February 25, 2019

Inventions (2019)





Between progress optimism and pop-culturally condensed dystopias of exploitation through machines, there is a neglected terrain in which the human being appears as a critical curator and voluntary producer of machine products, in which they refine them, interpret them and cast them into a final form.

In Inventions, machine-generated monophonic “improvisations” serve as a basis for tonal compositions that are finalised by a human being. The improvised sequences are necessarily interpreted as a result of the production and the acoustic diversification associated with it—both in the production process and in the product itself, a peculiar dynamic emerges in which the human being appears as the interpreter of a machine-generated creative contribution. Depending on the source material, the interpretation is sometimes monophonic, doubled or canonical, rhythmically free or bound, enriched with synthetic instrumentation or naked.

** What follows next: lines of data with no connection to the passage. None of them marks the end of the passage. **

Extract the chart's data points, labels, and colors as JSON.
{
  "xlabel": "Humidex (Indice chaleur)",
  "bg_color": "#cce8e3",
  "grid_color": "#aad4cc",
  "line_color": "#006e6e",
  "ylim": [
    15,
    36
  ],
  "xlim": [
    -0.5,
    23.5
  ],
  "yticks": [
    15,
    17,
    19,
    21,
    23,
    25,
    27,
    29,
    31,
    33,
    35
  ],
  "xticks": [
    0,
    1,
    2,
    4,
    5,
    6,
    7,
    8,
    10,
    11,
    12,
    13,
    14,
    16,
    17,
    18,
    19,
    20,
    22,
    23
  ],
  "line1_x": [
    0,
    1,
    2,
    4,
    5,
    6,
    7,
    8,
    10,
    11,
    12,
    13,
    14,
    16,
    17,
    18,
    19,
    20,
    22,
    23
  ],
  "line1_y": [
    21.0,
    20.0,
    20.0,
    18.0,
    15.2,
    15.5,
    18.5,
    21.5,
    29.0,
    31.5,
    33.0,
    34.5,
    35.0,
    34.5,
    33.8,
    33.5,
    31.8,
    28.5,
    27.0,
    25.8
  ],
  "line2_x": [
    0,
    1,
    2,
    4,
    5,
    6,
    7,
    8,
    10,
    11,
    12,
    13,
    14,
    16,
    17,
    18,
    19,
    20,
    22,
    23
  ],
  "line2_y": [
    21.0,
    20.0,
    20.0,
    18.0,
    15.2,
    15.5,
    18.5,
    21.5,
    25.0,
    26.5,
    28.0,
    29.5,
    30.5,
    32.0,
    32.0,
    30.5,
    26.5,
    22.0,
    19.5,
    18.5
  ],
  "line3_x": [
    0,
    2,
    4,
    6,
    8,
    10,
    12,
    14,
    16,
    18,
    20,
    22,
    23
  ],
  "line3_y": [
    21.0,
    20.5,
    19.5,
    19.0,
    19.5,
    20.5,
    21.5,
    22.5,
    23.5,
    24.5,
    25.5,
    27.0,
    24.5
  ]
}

The monophonic guiding improvisations are generated in any key and scale by a simple algorithm written for this purpose—no particular attention is paid to the finesse of the algorithm. Parts that are perceived as “felicitous”, usually around ten to twenty connected bars, are selected for production and are further processed. A certain minimum length may not be undercut per part; such self-restrictions are required by the maintenance of the underlying form of distinction. It is notable how, depending on the scale used (here the Doric and Phrygian modes), the algorithm serves stylistic clichés anchored in Western listening habits.

In all inventions, the algorithmically generated parts are represented by an acoustic concert grand. In contrast, the parts contributed by humans are synthetically set to music, repetitive, copied, dismembered—the acoustic realization reverses the human/machine distinction that underlies the compositional origin of the respective parts, relating to the possibility of confusing them.